Standard and Poor's has already warned that Bosnia's credit rating may be downgraded from 'stable' to 'negative' due to, in particular, political stalemate and public sector corruption. In addition, Bosnia could lose some €96m of support allocated for 2011 under the EU's Instrument for Pre-Accession As-sistance (IPA), due to a failure to reach agreement on which projects to support. With the EU pushing stronger conditionality as part of its bid to play a more assertive role in the country, such disputes are likely to intensify; particularly with the Republika Srpska largely opposed to projects designed to strengthen state-level institutions, such as the High Judicial and Prosecutorial Council and the Statis-tics Agency. Continued delays in the formation of the Council of Ministers may also deprive Bosnia of further international assistance - including the IMF's Stand-By Arrangement, World Bank credits and the EU's Macro-Financial Assistance - amounting to some €500m.

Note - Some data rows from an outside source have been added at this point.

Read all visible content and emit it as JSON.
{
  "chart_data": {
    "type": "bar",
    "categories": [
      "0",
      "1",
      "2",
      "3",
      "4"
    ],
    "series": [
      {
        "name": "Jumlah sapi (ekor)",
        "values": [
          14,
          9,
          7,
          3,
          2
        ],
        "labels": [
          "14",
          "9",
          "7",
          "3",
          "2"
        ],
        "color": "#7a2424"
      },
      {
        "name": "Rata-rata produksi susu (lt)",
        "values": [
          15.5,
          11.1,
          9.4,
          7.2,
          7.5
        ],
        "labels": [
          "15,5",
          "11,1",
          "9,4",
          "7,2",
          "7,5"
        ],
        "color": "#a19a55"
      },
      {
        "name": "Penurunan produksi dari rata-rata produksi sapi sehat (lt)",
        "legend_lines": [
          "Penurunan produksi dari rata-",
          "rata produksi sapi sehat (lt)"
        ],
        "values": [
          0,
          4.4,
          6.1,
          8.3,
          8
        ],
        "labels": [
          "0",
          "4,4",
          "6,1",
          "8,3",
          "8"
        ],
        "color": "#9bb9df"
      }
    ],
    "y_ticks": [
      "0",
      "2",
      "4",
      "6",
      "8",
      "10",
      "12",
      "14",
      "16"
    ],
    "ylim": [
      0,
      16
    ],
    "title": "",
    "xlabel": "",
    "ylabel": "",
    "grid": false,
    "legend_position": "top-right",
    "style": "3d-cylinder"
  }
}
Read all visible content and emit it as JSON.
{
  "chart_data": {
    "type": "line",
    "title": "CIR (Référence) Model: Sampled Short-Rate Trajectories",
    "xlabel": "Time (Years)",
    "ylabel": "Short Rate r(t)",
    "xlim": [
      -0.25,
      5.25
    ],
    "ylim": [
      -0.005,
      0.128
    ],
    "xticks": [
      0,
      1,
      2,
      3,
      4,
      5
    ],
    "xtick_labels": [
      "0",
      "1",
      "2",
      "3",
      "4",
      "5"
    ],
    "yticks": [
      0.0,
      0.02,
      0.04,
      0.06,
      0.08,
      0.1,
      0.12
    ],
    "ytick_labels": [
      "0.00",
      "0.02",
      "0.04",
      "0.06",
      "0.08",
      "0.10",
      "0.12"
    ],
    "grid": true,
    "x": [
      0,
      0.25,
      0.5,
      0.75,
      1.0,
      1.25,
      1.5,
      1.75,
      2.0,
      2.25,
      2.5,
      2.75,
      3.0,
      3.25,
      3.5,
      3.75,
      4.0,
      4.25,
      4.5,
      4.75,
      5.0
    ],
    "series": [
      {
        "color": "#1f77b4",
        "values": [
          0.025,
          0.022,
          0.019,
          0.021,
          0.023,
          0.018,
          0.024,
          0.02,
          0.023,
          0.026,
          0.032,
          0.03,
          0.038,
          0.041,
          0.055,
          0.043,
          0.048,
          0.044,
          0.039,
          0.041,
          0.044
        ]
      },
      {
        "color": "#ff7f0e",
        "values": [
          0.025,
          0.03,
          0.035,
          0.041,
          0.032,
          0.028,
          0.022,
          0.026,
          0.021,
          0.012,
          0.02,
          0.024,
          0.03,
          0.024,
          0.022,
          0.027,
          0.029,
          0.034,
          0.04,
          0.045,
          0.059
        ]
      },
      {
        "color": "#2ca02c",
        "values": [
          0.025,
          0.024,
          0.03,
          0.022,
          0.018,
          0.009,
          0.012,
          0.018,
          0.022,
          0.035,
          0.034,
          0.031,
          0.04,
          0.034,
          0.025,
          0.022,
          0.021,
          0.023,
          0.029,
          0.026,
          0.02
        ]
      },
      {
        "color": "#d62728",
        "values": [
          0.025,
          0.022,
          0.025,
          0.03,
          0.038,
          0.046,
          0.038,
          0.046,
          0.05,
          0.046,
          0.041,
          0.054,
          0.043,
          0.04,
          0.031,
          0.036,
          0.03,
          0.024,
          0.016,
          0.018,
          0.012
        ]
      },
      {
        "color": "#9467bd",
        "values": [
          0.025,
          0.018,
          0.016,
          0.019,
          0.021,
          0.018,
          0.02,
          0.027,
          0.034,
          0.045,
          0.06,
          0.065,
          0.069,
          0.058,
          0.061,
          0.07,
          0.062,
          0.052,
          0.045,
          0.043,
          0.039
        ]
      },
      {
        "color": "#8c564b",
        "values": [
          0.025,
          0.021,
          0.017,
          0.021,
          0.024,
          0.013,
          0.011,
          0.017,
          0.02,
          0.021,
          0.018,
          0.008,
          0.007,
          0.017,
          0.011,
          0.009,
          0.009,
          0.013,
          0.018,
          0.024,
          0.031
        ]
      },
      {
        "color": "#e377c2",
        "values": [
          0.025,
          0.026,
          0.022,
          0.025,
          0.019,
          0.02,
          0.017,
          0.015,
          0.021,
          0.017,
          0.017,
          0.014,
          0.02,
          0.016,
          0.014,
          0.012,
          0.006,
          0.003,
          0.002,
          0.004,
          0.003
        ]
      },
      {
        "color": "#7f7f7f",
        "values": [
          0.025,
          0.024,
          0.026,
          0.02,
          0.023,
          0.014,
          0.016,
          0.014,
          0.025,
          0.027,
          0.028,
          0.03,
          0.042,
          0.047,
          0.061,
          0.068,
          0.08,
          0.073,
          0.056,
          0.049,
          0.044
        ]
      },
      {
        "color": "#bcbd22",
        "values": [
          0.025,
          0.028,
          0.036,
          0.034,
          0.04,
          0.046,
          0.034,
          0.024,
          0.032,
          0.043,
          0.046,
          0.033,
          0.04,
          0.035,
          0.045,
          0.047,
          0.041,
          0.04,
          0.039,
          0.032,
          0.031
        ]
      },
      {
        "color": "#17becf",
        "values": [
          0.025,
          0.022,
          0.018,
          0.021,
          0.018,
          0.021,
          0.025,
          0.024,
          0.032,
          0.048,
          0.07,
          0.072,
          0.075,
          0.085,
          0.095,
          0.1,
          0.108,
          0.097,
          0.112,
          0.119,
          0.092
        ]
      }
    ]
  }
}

The shifting regional context, meanwhile, is creating new dilemmas. Kosovo's decision to impose a 10% customs duty on goods from Bosnia (which amounted to some €80m in the first six months of 2011) has further impacted its trade balance, with competitors from Macedonia and Montenegro taking over lucrative markets. Croatia's seemingly imminent membership of the EU, however, may open up new possibilities. Once it joins, Croatian manufacturers will no longer benefit from duty-free exports provided by the Central European Free Trade Agreement (CEFTA), but will instead have to pay a 15% levy to export to its most significant non-EU markets in the region. As such, many are considering relocating factories to Bosnia. Pre-empting such a move, the Croatian government has threatened to allow exports to pass through only two border crossings (Gradiska and Bijaca), thereby adding to the costs facing Bosnia's exporters.
If functionality is to be the key driver of constitutional reform, then the country's political elites, as well as the international community, may have to consider the creation of a third - and invariably predominantly Croat - entity within Bosnia as a replacement for the cumbersome and expensive cantonal system of government in the Federation. Indeed, given the contentiousness of constitutional reform issues at present, it makes a great deal of sense to shift the focus to economic development programmes at the entity and cantonal levels.
In the absence of consensus, however, Bosnia-Herzegovina's accelerating economic and fiscal fragmentation continues to pose the biggest threat to its future viability.